In late April 2017, Netflix personality Bill Nye (best known to U.S. television audiences as "the Science Guy") provoked a social media backlash by asking guests on his show Bill Nye Saves the World whether governments in developed countries ought to impose penalties on parents who have "extra kids."
The question, posed during a discussion on coping with climate change to Johns Hopkins University bioethicist Travis Rieder and two other panelists (women's and reproductive health experts Rachel Snow and Nerys Benfield), was condemned as "dystopic", "authoritarian", and worse by politically motivated critics:
ABORTIONS NOT ENOUGH FOR THE LEFT?
Bill Nye: Should parents be penalized for "extra kids"?@infowars @DailyCallerhttps://t.co/nz9D9y41Ut
— Liberty News 1776 (@LibertyNews1776) April 27, 2017
An article on the right-leaning web site DailyWire.com accused Nye of raising the specter of Nazism:
In the 13th and final episode of Bill Nye, The-Not-A-Scientist-Guy's new Netflix series, the hardcore, human-hating leftist who chases trendy science like Bill Clinton chases tail, moved things in a rather dark and some might say Nazi-ish direction while discussing the issue of population control.
On FoxNews.com, Todd Starnes labeled Nye "one diabolical sicko," adding:
It’s frightening to imagine a nation where parents are punished for having what the left considers too many babies.
I thought liberals wanted the government out of our bedrooms – but now they want to deputize government agents to police American baby-making.
Perhaps Netflix should consider producing a new television program – Bill Nye the Eugenics Guy.
Such reactions completely ignored the nature and context of the discussion, however. As a bioethicist, it is Rieder's job to seriously consider and propose answers to such questions. Moreover, the issue was debated by Nye's three panelists, who were not unanimous in their opinions:
Bill Nye: "So, should we have policies that penalize people for having extra kids in the developed world?"
Travis Rieder: "So, I do think that we should at least consider it."
Bill Nye: "Well, 'at least consider it' is like, 'do it.'"
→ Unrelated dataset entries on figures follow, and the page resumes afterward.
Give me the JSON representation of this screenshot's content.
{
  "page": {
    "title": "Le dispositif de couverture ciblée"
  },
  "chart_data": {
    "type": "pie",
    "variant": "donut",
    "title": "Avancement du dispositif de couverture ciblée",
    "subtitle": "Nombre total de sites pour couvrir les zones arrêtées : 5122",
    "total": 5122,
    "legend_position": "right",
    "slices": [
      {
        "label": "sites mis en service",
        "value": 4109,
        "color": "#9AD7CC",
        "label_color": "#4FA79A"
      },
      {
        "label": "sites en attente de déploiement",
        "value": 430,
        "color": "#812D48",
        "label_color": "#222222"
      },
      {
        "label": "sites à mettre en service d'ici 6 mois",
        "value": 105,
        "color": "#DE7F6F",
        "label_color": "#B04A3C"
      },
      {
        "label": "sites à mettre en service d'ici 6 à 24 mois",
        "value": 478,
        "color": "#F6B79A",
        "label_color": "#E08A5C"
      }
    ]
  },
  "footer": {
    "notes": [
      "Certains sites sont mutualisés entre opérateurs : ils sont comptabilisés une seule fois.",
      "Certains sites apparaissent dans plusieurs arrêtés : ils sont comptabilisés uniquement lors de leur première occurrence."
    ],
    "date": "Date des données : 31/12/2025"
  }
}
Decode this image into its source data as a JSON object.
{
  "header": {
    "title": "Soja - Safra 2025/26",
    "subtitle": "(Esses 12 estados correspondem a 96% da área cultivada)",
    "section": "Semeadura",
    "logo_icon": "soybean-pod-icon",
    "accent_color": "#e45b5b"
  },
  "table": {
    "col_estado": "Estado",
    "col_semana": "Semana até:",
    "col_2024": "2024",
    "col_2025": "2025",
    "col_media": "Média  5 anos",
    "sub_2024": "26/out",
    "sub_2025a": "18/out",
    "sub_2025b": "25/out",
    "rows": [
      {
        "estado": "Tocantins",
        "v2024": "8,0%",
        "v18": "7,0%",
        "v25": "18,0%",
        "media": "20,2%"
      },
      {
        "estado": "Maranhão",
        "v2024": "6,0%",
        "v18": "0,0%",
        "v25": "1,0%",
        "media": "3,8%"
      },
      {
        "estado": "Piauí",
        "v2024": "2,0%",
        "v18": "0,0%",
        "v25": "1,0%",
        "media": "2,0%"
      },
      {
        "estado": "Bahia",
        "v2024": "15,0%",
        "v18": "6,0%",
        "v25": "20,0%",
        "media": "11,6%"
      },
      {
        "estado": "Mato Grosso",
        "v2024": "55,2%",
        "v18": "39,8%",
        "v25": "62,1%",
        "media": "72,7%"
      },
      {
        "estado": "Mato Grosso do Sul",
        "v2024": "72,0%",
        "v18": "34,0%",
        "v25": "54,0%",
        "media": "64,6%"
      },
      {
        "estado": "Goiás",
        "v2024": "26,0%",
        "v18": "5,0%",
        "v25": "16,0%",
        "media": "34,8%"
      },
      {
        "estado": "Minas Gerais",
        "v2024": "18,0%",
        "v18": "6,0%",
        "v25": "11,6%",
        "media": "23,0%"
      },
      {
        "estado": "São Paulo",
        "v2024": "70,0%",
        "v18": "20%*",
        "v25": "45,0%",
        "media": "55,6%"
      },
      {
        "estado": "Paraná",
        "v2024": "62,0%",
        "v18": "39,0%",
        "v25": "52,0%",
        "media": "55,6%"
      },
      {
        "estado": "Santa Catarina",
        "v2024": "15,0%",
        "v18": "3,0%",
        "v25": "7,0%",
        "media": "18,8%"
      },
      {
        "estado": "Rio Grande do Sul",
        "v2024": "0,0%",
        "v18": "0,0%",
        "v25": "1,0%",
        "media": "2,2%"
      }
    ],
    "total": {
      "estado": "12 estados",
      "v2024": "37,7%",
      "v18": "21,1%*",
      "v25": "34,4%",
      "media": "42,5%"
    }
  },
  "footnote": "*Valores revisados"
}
Travis Rieder: "One of the things that we could do that's kind of least policy-ish is we could encourage our culture and our norms to change right."
Rachel Snow: "I would take issue with the idea that we do anything to incentivize fewer children or more children, I think it's all about, this is where it's justice, it's human rights we're really clear people should have the you know have the number of children they want, the timing of children, and if some families have five or six children god bless them, I mean that's fine well but most people end up with fewer."
Nerys Benfield: "But when you talk about penalties who are you going to end up penalizing, right?"
The bottom line is that Nye instigated an open discussion on the propriety of imposing penalties to control population growth. He neither proposed nor advocated such a measure.